Jude levanta las manos.

—Está bien, respetaré eso —hace una pausa—, pero espero que algún día permita tener público porque me encantaría ver una escena entre ustedes dos.

Se ve tan inocente, Lil’ D.

¿Para qué están aquí?

—Tiene algunos castigos pendientes y no quiero que mis padres nos interrumpan —meto las manos en mis bolsillos.

—Maldición, ¿vas a castigar a esa chica de aspecto inocente y no me dejarás mirar?

—literalmente hace pucheros.

—Sí, así es —sonrío.

—Ugh, de acuerdo.

Supongo que encontraré mi propio entretenimiento.

—Por cierto, ¿estás ocupado a las siete de esta noche?

Se supone que tengo entrenamiento con Lea, pero Ella y yo tenemos que ocuparnos de algo esta noche.

—¿Por qué no simplemente lo cancelas?

—pregunta, porque normalmente lo haría.

Continúo explicándole por qué quiero que la entrene él y, por supuesto, la castigue por lo que hizo—.

Oh, genial.

¿Por qué no lo dijiste desde el principio?

—se frota las manos—, ella odia que la lleven al borde y llora tan bonito.

Pongo los ojos en blanco ante mi amigo; disfruta demasiado su trabajo, pero no puedo culparlo realmente.

Si no tuviera a Ella, probablemente sería igual que él.

Le agradezco y espero hasta que se vaya antes de abrir las persianas nuevamente.

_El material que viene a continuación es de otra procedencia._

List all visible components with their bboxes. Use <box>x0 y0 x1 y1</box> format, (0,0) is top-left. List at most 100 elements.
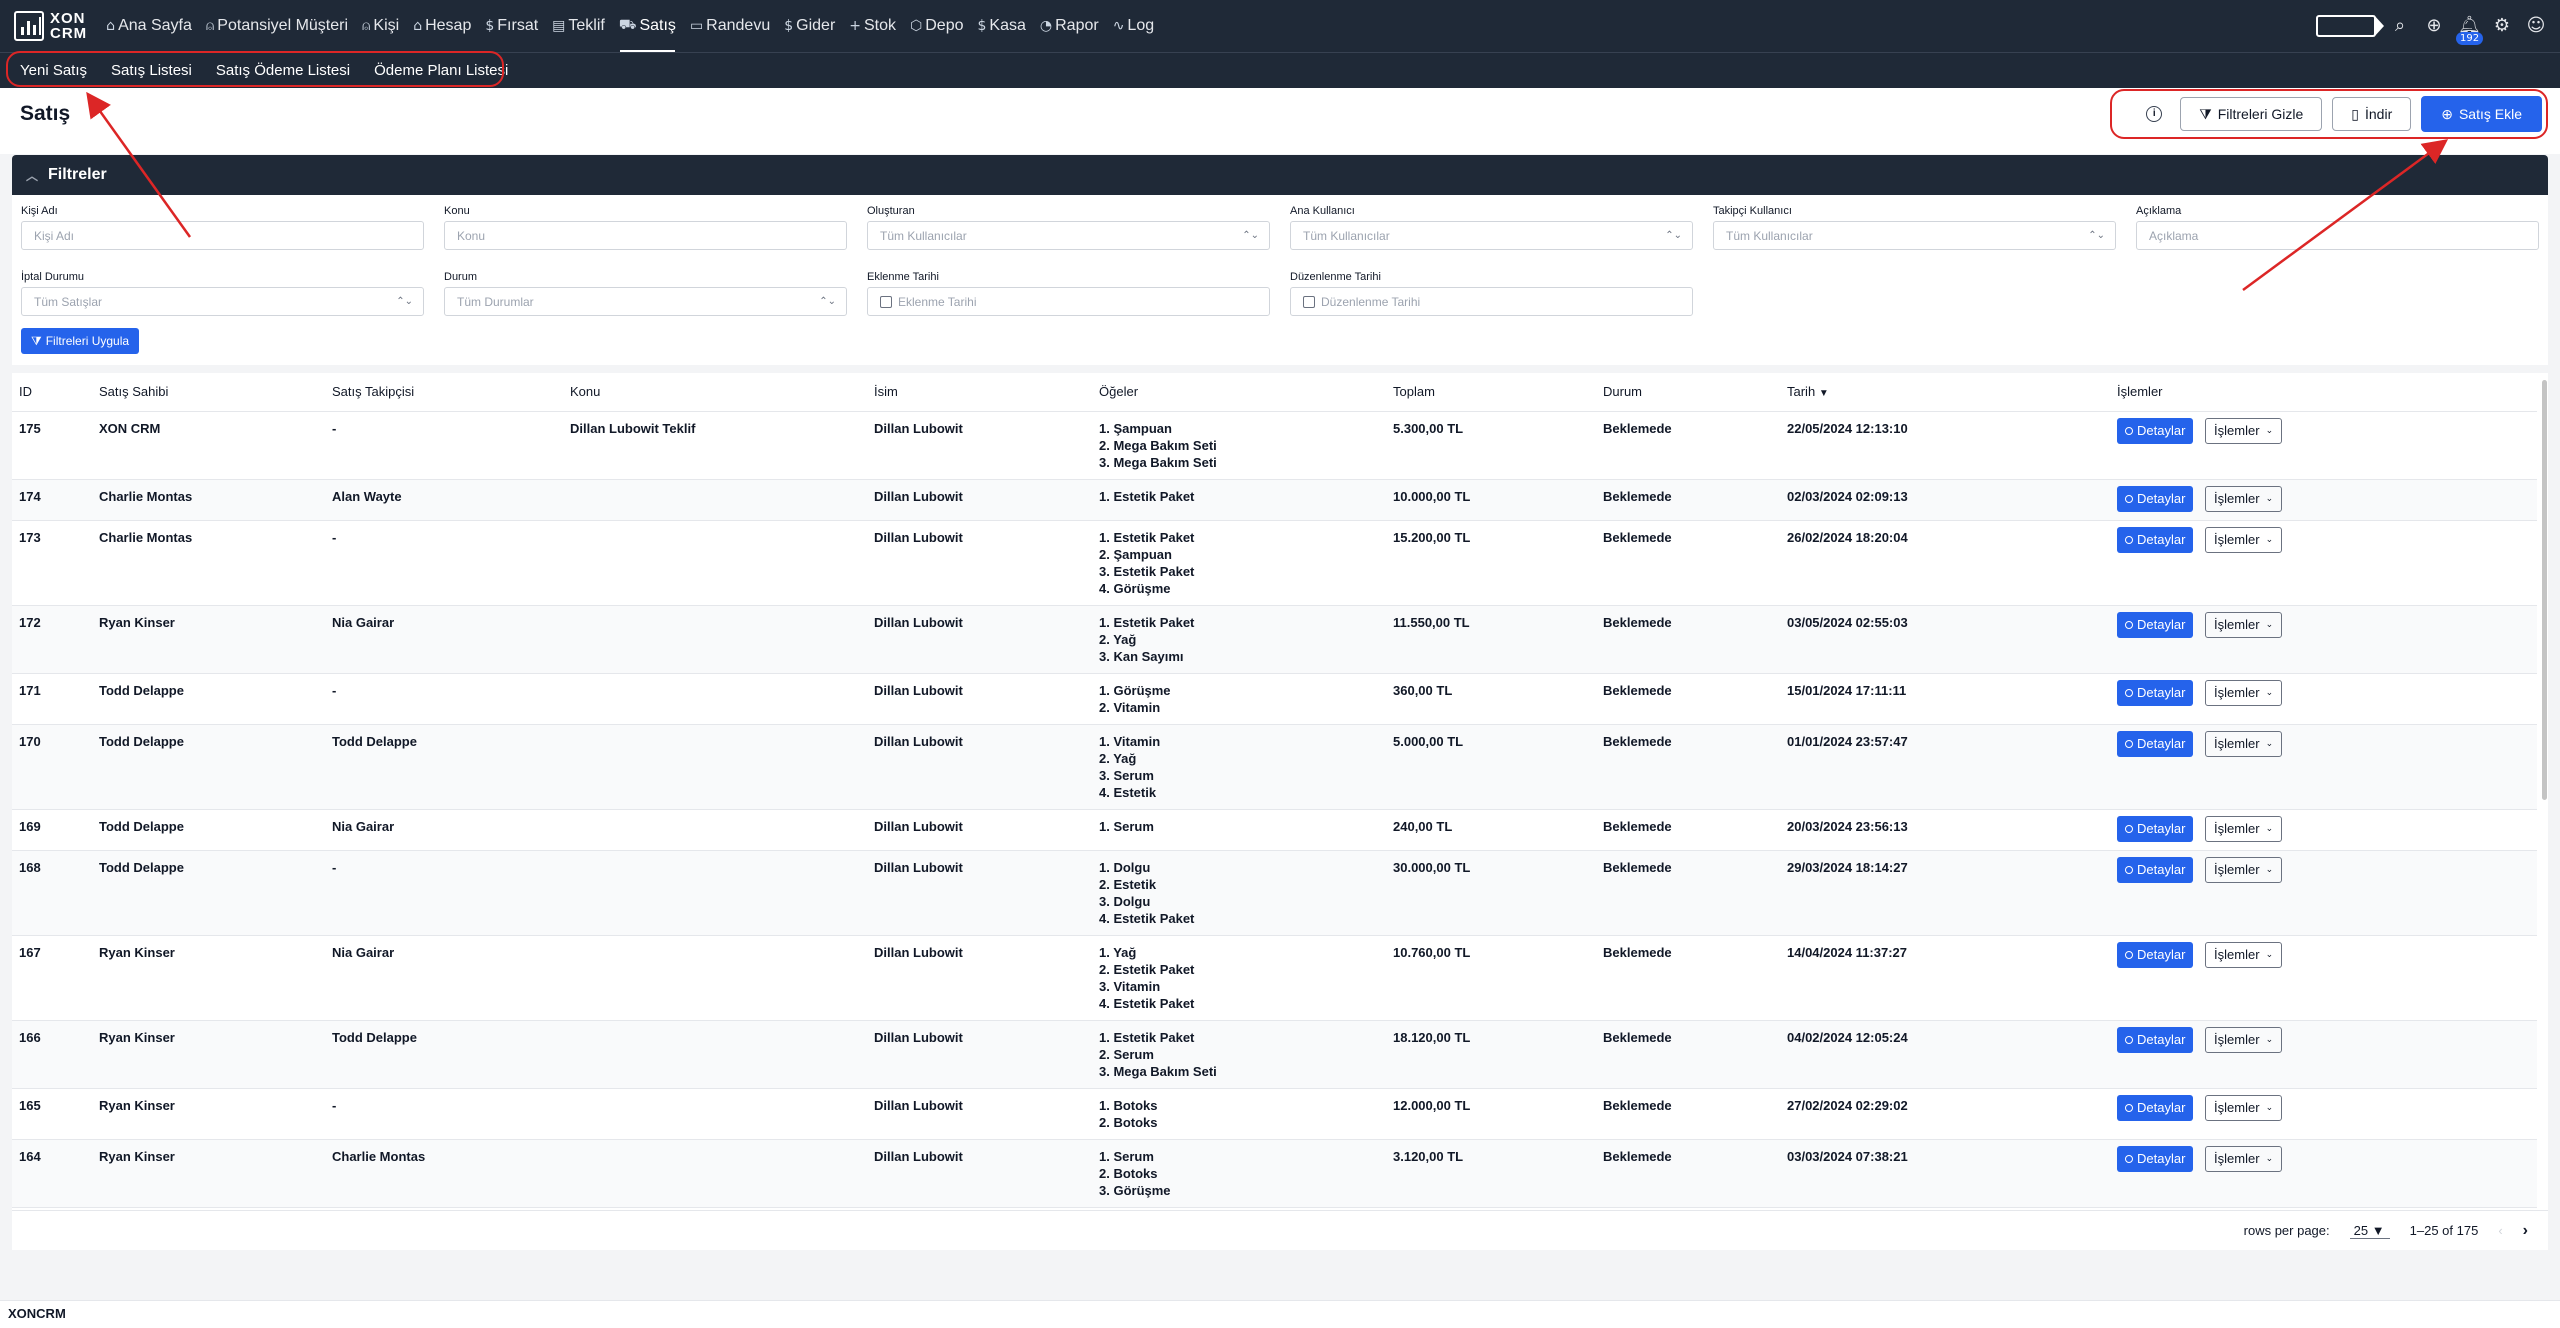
nav-icon: ⌂ <box>413 18 423 34</box>
nav-item-7[interactable]: ▭ Randevu <box>683 0 777 52</box>
details-label: Detaylar <box>2137 491 2186 506</box>
calendar-icon <box>880 295 892 308</box>
chevron-up-icon[interactable]: ︿ <box>26 167 38 184</box>
column-header[interactable]: Tarih ▼ <box>1780 373 2110 412</box>
filter-date-field[interactable]: Eklenme Tarihi <box>867 287 1270 316</box>
filter-placeholder: Tüm Kullanıcılar <box>880 228 967 243</box>
filter-select-field[interactable]: Tüm Kullanıcılar ⌃⌄ <box>867 221 1270 250</box>
rows-per-page-select[interactable]: 25 ▼ <box>2349 1223 2390 1239</box>
cell-subject <box>563 1088 867 1140</box>
navbar-actions: ⌕ ⊕ 🔔︎ 192 ⚙ ☺ <box>2316 0 2546 52</box>
cell-items: 1. Estetik Paket <box>1092 479 1386 521</box>
nav-label: Depo <box>925 17 964 34</box>
nav-item-3[interactable]: ⌂ Hesap <box>406 0 478 52</box>
filter-text-field[interactable]: Konu <box>444 221 847 250</box>
item-entry: 2. Yağ <box>1099 631 1137 647</box>
details-button[interactable]: Detaylar <box>2117 1026 2194 1053</box>
actions-dropdown[interactable]: İşlemler ⌄ <box>2205 856 2283 883</box>
cell-subject: Dillan Lubowit Teklif <box>563 411 867 480</box>
sales-table-container: ID Satış Sahibi Satış Takipçisi Konu İsim Öğe… <box>12 373 2548 1249</box>
search-icon[interactable]: ⌕ <box>2390 16 2410 36</box>
previous-page-icon[interactable]: ‹ <box>2498 1223 2502 1238</box>
filter-text-field[interactable]: Açıklama <box>2136 221 2539 250</box>
details-button[interactable]: Detaylar <box>2117 526 2194 553</box>
nav-item-0[interactable]: ⌂ Ana Sayfa <box>99 0 199 52</box>
apply-filters-button[interactable]: ⧩ Filtreleri Uygula <box>21 328 140 354</box>
cell-date: 15/01/2024 17:11:11 <box>1780 673 2110 725</box>
actions-dropdown[interactable]: İşlemler ⌄ <box>2205 679 2283 706</box>
nav-label: Gider <box>796 17 836 34</box>
column-header-label: Satış Takipçisi <box>332 384 415 400</box>
actions-dropdown[interactable]: İşlemler ⌄ <box>2205 485 2283 512</box>
sort-desc-icon[interactable]: ▼ <box>1819 388 1829 399</box>
column-header-label: Tarih <box>1787 384 1816 400</box>
nav-item-5[interactable]: ▤ Teklif <box>545 0 612 52</box>
nav-item-8[interactable]: $ Gider <box>777 0 842 52</box>
cell-id: 166 <box>12 1020 92 1089</box>
nav-item-10[interactable]: ⬡ Depo <box>903 0 970 52</box>
actions-dropdown[interactable]: İşlemler ⌄ <box>2205 941 2283 968</box>
cell-owner: Ryan Kinser <box>92 935 325 1021</box>
table-row: 175 XON CRM - Dillan Lubowit Teklif Dillan L… <box>12 411 2537 480</box>
nav-item-9[interactable]: + Stok <box>842 0 903 52</box>
item-entry: 1. Yağ <box>1099 944 1137 960</box>
nav-item-4[interactable]: $ Fırsat <box>478 0 545 52</box>
column-header: İşlemler <box>2110 373 2537 412</box>
column-header-label: Toplam <box>1393 384 1435 400</box>
nav-item-13[interactable]: ∿ Log <box>1106 0 1161 52</box>
actions-dropdown[interactable]: İşlemler ⌄ <box>2205 526 2283 553</box>
item-entry: 3. Mega Bakım Seti <box>1099 1063 1217 1079</box>
details-button[interactable]: Detaylar <box>2117 941 2194 968</box>
actions-dropdown[interactable]: İşlemler ⌄ <box>2205 1145 2283 1172</box>
details-button[interactable]: Detaylar <box>2117 856 2194 883</box>
actions-dropdown[interactable]: İşlemler ⌄ <box>2205 417 2283 444</box>
filter-placeholder: Açıklama <box>2149 228 2199 243</box>
table-scrollbar[interactable] <box>2542 380 2547 800</box>
column-header-label: Konu <box>570 384 601 400</box>
filter-select-field[interactable]: Tüm Satışlar ⌃⌄ <box>21 287 424 316</box>
details-button[interactable]: Detaylar <box>2117 1094 2194 1121</box>
details-button[interactable]: Detaylar <box>2117 611 2194 638</box>
nav-item-1[interactable]: ⍝ Potansiyel Müşteri <box>199 0 355 52</box>
add-circle-icon[interactable]: ⊕ <box>2424 16 2444 36</box>
nav-item-6[interactable]: ⛟ Satış <box>612 0 683 52</box>
bell-icon[interactable]: 🔔︎ 192 <box>2456 16 2484 45</box>
item-entry: 1. Estetik Paket <box>1099 529 1195 545</box>
gear-icon[interactable]: ⚙ <box>2492 16 2512 36</box>
details-button[interactable]: Detaylar <box>2117 815 2194 842</box>
nav-item-11[interactable]: $ Kasa <box>971 0 1033 52</box>
details-button[interactable]: Detaylar <box>2117 679 2194 706</box>
next-page-icon[interactable]: › <box>2523 1222 2528 1240</box>
filter-placeholder: Kişi Adı <box>34 228 75 243</box>
filter-select-field[interactable]: Tüm Durumlar ⌃⌄ <box>444 287 847 316</box>
nav-item-12[interactable]: ◔ Rapor <box>1033 0 1106 52</box>
filter-date-field[interactable]: Düzenlenme Tarihi <box>1290 287 1693 316</box>
actions-dropdown[interactable]: İşlemler ⌄ <box>2205 611 2283 638</box>
actions-dropdown[interactable]: İşlemler ⌄ <box>2205 815 2283 842</box>
details-button[interactable]: Detaylar <box>2117 1145 2194 1172</box>
cell-id: 168 <box>12 850 92 936</box>
flag-arrow-icon[interactable] <box>2316 15 2384 37</box>
nav-item-2[interactable]: ⍝ Kişi <box>355 0 406 52</box>
nav-icon: ◔ <box>1039 18 1053 34</box>
item-entry: 2. Vitamin <box>1099 699 1161 715</box>
cell-actions: Detaylar İşlemler ⌄ <box>2110 1088 2537 1140</box>
rows-per-page-label: rows per page: <box>2243 1223 2330 1238</box>
cell-status: Beklemede <box>1596 935 1780 1021</box>
filter-select-field[interactable]: Tüm Kullanıcılar ⌃⌄ <box>1290 221 1693 250</box>
details-button[interactable]: Detaylar <box>2117 485 2194 512</box>
actions-dropdown[interactable]: İşlemler ⌄ <box>2205 1094 2283 1121</box>
filter-select-field[interactable]: Tüm Kullanıcılar ⌃⌄ <box>1713 221 2116 250</box>
actions-dropdown[interactable]: İşlemler ⌄ <box>2205 1026 2283 1053</box>
app-logo[interactable]: XON CRM <box>14 11 87 41</box>
cell-date: 14/04/2024 11:37:27 <box>1780 935 2110 1021</box>
details-button[interactable]: Detaylar <box>2117 417 2194 444</box>
user-icon[interactable]: ☺ <box>2526 16 2546 36</box>
top-navbar: XON CRM ⌂ Ana Sayfa ⍝ Potansiyel Müşteri ⍝ Ki… <box>0 0 2560 52</box>
filters-header[interactable]: ︿ Filtreler <box>12 155 2548 195</box>
actions-dropdown[interactable]: İşlemler ⌄ <box>2205 730 2283 757</box>
filters-title: Filtreler <box>48 166 107 183</box>
filter-text-field[interactable]: Kişi Adı <box>21 221 424 250</box>
table-row: 168 Todd Delappe - Dillan Lubowit 1. Dolgu 2.… <box>12 850 2537 936</box>
details-button[interactable]: Detaylar <box>2117 730 2194 757</box>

Ella sigue de rodillas, con las palmas hacia arriba sobre sus muslos, la espalda recta, con los pechos bien erguidos.

Mantenemos las habitaciones un poco más frescas, porque puede ponerse bastante cálido mientras realizamos escenas o impartimos castigos.

También ayuda a mantener los pezones de la sub duros, por lo que es más fácil jugar o torturarlos.

Regreso a la habitación y cierro las persianas desde adentro antes de enfrentar a la mujer arrodillada frente a mí.

—¿Estás lista para ser castigada, Ella?